Surely, Obama and most Democrats consider it a relatively small matter that a public plan will fund abortions with taxpayer dollars.  It’s true as some have said, that the bills don’t mention that.  Seriously:  they won’t be covered because the bill doesn’t mention them?!  But in short, public plan advocates are trying to buy power by selling you a pig in a poke. As I often say to antagonists:  “At least I have to pity you for taking up the challenge of defending falsehood.”  Now, get out there to Congressional town halls this month, and raise those questions those advocates don’t want to hear.  Hear are a few more Jefferson quotes for the road:

I predict future happiness for Americans if they can prevent the government from wasting the labors of the people under the pretense of taking care of them.
When wrongs are pressed because it is believed they will be borne, resistance becomes morality.
Most bad government has grown out of too much government.

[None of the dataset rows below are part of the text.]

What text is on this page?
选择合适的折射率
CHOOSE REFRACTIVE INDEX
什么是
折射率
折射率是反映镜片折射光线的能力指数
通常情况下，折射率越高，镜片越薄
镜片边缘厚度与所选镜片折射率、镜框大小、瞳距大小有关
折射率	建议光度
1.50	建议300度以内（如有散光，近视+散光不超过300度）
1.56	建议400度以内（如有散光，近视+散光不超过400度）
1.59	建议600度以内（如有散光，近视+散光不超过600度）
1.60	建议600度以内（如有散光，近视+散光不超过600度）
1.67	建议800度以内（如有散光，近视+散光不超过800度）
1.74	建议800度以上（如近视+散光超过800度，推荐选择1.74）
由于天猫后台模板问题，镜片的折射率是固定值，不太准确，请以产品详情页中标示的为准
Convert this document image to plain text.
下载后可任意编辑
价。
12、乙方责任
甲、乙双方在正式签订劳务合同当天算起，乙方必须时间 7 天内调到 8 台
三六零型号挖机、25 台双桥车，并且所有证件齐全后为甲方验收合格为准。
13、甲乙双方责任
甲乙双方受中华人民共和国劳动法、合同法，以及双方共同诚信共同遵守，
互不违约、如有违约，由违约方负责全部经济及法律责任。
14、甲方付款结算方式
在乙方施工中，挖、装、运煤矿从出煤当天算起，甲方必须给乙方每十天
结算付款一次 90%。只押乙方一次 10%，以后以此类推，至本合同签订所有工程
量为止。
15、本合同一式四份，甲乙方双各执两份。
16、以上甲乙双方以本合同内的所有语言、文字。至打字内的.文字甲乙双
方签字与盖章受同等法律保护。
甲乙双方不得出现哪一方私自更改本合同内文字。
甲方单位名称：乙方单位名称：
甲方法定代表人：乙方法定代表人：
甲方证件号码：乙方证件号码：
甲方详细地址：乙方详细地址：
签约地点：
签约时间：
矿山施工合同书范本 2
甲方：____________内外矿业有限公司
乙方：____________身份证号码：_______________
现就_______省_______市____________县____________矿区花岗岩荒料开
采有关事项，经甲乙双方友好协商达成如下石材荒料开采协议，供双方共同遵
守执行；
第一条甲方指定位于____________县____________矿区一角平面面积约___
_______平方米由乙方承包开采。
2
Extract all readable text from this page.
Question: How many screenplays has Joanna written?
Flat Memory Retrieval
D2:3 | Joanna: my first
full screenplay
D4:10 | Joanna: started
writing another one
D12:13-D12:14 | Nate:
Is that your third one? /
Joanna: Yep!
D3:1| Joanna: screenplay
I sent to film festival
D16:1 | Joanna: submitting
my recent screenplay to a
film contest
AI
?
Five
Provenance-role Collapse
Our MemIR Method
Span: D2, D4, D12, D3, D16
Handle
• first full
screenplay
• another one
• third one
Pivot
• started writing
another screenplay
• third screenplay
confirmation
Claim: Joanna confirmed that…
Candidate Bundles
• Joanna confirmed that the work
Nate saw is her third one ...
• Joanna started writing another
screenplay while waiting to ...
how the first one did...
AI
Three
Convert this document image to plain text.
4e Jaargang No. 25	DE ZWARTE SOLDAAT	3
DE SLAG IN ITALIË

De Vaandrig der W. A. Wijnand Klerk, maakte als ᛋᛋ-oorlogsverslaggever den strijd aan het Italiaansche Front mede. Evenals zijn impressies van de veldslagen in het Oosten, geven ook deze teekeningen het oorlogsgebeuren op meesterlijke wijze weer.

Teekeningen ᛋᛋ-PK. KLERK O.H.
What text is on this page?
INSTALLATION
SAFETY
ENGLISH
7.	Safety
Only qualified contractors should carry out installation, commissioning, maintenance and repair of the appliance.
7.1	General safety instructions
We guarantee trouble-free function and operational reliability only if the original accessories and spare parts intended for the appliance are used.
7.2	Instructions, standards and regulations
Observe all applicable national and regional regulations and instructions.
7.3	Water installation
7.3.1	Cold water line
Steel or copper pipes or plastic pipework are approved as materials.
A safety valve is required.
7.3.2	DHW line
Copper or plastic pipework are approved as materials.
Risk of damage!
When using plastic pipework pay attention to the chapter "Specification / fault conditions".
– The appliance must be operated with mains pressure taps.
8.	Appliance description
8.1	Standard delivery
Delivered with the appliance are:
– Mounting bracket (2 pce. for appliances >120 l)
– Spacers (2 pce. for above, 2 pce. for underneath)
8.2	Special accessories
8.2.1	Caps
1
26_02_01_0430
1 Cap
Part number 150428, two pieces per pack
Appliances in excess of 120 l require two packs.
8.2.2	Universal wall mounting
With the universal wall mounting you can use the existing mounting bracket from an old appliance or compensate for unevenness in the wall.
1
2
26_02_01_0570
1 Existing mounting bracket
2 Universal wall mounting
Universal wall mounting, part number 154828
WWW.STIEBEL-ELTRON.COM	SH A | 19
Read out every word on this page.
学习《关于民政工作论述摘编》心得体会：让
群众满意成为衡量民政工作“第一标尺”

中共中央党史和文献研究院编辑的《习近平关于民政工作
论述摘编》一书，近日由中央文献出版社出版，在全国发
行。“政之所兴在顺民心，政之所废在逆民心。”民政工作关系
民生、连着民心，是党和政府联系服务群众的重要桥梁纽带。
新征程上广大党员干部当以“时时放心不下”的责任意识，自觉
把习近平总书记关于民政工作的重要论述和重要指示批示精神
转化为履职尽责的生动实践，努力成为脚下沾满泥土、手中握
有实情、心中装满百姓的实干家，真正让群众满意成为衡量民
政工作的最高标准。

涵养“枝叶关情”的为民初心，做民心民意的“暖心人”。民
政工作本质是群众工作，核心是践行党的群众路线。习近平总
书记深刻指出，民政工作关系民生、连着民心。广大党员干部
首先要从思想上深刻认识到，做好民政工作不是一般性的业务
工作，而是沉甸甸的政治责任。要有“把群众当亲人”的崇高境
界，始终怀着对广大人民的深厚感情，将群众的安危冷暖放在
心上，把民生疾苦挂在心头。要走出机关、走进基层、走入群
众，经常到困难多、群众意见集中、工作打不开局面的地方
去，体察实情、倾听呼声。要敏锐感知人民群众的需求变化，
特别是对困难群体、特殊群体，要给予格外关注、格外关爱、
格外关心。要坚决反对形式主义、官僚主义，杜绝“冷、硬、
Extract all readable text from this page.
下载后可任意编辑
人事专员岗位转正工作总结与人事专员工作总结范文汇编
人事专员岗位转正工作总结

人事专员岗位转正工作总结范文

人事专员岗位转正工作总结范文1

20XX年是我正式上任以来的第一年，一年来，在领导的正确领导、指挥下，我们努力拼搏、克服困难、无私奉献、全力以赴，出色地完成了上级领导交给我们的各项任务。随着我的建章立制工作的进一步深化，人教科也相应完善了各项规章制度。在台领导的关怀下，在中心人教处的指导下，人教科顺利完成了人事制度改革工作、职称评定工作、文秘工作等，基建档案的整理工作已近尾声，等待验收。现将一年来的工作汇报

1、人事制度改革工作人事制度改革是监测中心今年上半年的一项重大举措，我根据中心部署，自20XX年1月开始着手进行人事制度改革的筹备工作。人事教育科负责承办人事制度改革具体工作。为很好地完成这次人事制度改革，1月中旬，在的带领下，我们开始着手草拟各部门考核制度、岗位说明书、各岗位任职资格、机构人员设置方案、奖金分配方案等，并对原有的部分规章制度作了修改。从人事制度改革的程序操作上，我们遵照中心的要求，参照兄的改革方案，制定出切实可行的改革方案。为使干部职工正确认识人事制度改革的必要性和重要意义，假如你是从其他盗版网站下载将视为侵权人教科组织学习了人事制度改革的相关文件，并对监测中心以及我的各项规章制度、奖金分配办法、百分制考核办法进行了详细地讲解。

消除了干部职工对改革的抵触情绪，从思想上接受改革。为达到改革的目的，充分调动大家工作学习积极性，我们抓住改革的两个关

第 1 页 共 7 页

The two enemies of the people are criminals and government, so let us tie the second down with the chains of the Constitution so the second will not become the legalized version of the first.
Sometimes it is said that man cannot be trusted with the government of himself. Can he, then, be trusted with the government of others?
An elective despotism was not the government we fought for.
The natural progress of things is for liberty to yield and government to gain ground.
He who knows nothing is closer to the truth than he whose mind is filled with falsehoods and errors.